Despite Ball, Who Serves as Ranker of Corps Committee, Calling for Immediate Hearing on IBM, Chairman Brodsky Ignores Issue
As Ranker of the Assembly Committee on Corporations, Authorities and Commissions, Assemblyman Greg Ball (R, C, I – Patterson) called on committee Chair, Assemblyman Richard Brodsky, to hold a public hearing regarding the IBM layoffs and the company’s financial deals with the state. Ball went so far as to schedule and reserve potential times and places to hold a public hearing, either for this past Monday or Wednesday, however, did not hear back from Chairman Brodsky.
“IBM made a promise to New York taxpayers when they accepted millions from the state coffers and we need to make sure that this promise is kept. It is discouraging that numerous attempts to reach Chairman Brodsky on this issue and to hold a public hearing have been ignored. And now, many months and layoffs later, my efforts to shed light on the state’s dealings with IBM through the proper channels, by holding an open public hearing with this committee, are still being ignored,” said Ball. “If this isn’t a cover up through stonewalling, I don’t know what else to call it, because the Chairman refuses to even respond to my nonpartisan and repeated attempts to hold an official public hearing.”
Ball first went public on the IBM issue after constituents alerted him to the severity of the layoffs made by the company. For example, many employees were refused severance and health care packages, despite promises made by the company that these benefits would be kept when layoffs were made. Ball began working with Alliance at IBM, the employee union, and began independently investigating the state’s financial dealings with the corporation. After learning that the state was pumping hundreds of millions of taxpayer dollars into IBM despite the layoffs, Ball called on Assemblyman Brodsky to hold an immediate public hearing.
Ball even organized and attended rallies and press conferences outside IBM facilities to bring light to these financial dealings and the terms of the layoffs. Behind the scenes, he continued reaching out to Mr. Brodsky’s office in hopes that the chairman of the pertinent committee would call for a hearing to protect his own constituents. Yet, repeated calls and correspondence to his office have gone unanswered and no correspondence has taken place, other than letters sent by Ball’s office.

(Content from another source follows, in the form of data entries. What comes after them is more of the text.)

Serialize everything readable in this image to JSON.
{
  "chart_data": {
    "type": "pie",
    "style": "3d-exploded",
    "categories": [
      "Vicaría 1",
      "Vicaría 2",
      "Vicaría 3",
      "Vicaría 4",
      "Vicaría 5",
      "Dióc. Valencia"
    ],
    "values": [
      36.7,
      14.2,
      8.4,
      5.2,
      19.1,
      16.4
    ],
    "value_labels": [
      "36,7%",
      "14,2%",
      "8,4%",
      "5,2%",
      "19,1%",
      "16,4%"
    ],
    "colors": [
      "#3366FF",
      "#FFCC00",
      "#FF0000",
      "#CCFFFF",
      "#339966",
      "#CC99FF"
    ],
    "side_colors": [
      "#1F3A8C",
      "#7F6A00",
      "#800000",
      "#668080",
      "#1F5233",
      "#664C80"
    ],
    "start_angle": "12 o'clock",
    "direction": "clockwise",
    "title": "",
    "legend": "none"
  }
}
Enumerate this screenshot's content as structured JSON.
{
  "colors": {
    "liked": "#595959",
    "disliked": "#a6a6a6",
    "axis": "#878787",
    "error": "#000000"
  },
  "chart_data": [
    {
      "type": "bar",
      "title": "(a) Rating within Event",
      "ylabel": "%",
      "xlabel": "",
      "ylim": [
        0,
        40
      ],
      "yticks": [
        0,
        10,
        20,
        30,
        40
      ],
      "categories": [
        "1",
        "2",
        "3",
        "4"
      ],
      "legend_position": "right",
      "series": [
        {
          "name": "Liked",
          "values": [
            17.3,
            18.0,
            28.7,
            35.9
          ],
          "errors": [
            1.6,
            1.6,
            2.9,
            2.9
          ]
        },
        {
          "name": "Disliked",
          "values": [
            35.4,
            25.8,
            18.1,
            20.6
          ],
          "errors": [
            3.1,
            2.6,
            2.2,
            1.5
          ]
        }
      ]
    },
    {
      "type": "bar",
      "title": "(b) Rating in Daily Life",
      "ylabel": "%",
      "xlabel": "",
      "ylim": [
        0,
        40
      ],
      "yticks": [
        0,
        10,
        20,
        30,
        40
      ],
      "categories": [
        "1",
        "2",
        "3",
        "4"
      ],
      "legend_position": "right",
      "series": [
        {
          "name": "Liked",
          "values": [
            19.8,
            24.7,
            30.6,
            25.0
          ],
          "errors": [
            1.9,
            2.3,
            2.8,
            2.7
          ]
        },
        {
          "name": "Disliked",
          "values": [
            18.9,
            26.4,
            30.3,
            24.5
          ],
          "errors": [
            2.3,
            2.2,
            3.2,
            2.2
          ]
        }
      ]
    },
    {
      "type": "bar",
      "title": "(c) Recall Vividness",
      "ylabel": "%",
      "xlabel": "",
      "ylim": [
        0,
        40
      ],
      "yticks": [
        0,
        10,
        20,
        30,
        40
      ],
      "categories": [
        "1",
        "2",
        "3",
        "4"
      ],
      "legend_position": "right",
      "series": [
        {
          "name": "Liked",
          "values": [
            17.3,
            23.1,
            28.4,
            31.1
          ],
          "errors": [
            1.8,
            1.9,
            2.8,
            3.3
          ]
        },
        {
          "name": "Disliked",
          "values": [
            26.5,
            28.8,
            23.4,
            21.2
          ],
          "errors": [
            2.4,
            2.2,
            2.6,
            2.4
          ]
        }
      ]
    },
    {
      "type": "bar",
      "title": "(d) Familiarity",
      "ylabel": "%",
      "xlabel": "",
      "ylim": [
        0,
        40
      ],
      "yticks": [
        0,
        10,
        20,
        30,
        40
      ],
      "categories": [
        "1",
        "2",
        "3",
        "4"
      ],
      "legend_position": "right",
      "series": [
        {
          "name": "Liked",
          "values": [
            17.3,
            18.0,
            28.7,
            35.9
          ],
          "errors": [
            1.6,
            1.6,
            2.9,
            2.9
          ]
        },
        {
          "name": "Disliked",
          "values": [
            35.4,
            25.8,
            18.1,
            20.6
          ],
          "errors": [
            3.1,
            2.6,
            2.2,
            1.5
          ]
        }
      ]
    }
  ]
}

In fact, in a letter dated earlier this month, Ball personally wrote to the Chairman explaining the importance of conducting such a hearing and detailing how his office has already taken the time to schedule and reserve a selection of dates, times and locations as to best accommodate the Chairman’s schedule.
“Residents of the Hudson Valley and current and past employees of IBM should know that I will continue pressing the Chairman to hold a public hearing while independently shedding light on the apparent backroom deal making,” said Ball.